A gigantic oil tanker arrived in Nigeria as part of a multi-billion dollar project that should allow one of Africa’s biggest crude producers to pump out an additional 200,000 barrels a day.
The floating production storage and offloading vessel is docked in Lagos after spending three months at sea, project partner LADOL Free Zone said in a statement on Thursday.
The vessel is part of a $16bn oil project developed by French giant Total on the Egina field, about 150km offshore from the oil hub of Port Harcourt in southeastern Nigeria, a company source told AFP.
The ultra-deep field was discovered in 2003 by Total and its Chinese and Brazilian partners, Chinese National Offshore Oil Company (CNOOC) and Petrobas Sapetro.
By 2018 the field is expected to produce nearly 200,000 barrels per day, or 10% of Nigeria’s oil production.
The new ship, which is 330 meters long and weighs nearly 220,000 tonnes, left from Samsung Heavy Industries (SHI) in South Korea at the end of October.

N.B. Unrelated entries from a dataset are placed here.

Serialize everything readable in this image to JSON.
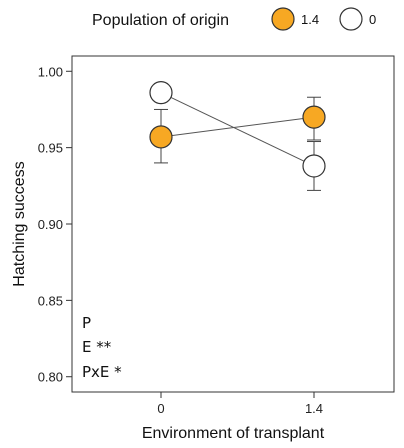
{
  "chart_data": {
    "type": "line",
    "xlabel": "Environment of transplant",
    "ylabel": "Hatching success",
    "x_categories": [
      "0",
      "1.4"
    ],
    "ylim": [
      0.79,
      1.01
    ],
    "yticks": [
      0.8,
      0.85,
      0.9,
      0.95,
      1.0
    ],
    "ytick_labels": [
      "0.80",
      "0.85",
      "0.90",
      "0.95",
      "1.00"
    ],
    "legend": {
      "title": "Population of origin",
      "placement": "top",
      "entries": [
        "1.4",
        "0"
      ]
    },
    "series": [
      {
        "name": "1.4",
        "color": "#f7a823",
        "values": [
          0.957,
          0.97
        ],
        "err_low": [
          0.94,
          0.955
        ],
        "err_high": [
          0.975,
          0.983
        ]
      },
      {
        "name": "0",
        "color": "#ffffff",
        "values": [
          0.986,
          0.938
        ],
        "err_low": [
          0.986,
          0.922
        ],
        "err_high": [
          0.986,
          0.954
        ]
      }
    ],
    "annotations": [
      "P",
      "E **",
      "PxE *"
    ],
    "grid": false
  }
}
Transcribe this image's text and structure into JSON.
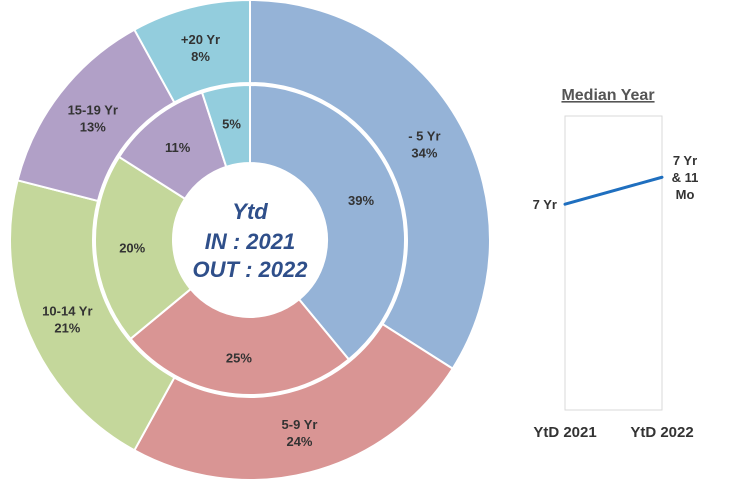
{
  "chart_data": [
    {
      "type": "pie",
      "center_text": [
        "Ytd",
        "IN : 2021",
        "OUT : 2022"
      ],
      "categories": [
        "- 5 Yr",
        "5-9 Yr",
        "10-14 Yr",
        "15-19 Yr",
        "+20 Yr"
      ],
      "colors": [
        "#95b3d7",
        "#d99594",
        "#c4d79b",
        "#b1a0c7",
        "#93cddd"
      ],
      "series": [
        {
          "name": "OUT : 2022",
          "ring": "outer",
          "values": [
            34,
            24,
            21,
            13,
            8
          ],
          "labels": [
            "34%",
            "24%",
            "21%",
            "13%",
            "8%"
          ]
        },
        {
          "name": "IN : 2021",
          "ring": "inner",
          "values": [
            39,
            25,
            20,
            11,
            5
          ],
          "labels": [
            "39%",
            "25%",
            "20%",
            "11%",
            "5%"
          ]
        }
      ]
    },
    {
      "type": "line",
      "title": "Median Year",
      "categories": [
        "YtD 2021",
        "YtD 2022"
      ],
      "values": [
        7,
        7.9167
      ],
      "value_labels": [
        [
          "7 Yr"
        ],
        [
          "7 Yr",
          "& 11",
          "Mo"
        ]
      ],
      "line_color": "#1f6fbf",
      "ylim": [
        0,
        10
      ]
    }
  ]
}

Remaining modules on the ship will be assembled in the coming months in Lagos before the ship is sent to Egina field, where it will process and store oil extracted from the ocean.
“This is a gigantic project that will do good in Nigeria, where production has peaked at about two million barrels per day,” said Benjamin Auge, associate researcher at the French Institute of International Relations.
The Egina project is currently the largest developed for deep offshore use in the country, according to the energy specialist.
Along with Shell, Total is the main oil producer in Nigeria, where crude accounts for 70% of government revenue.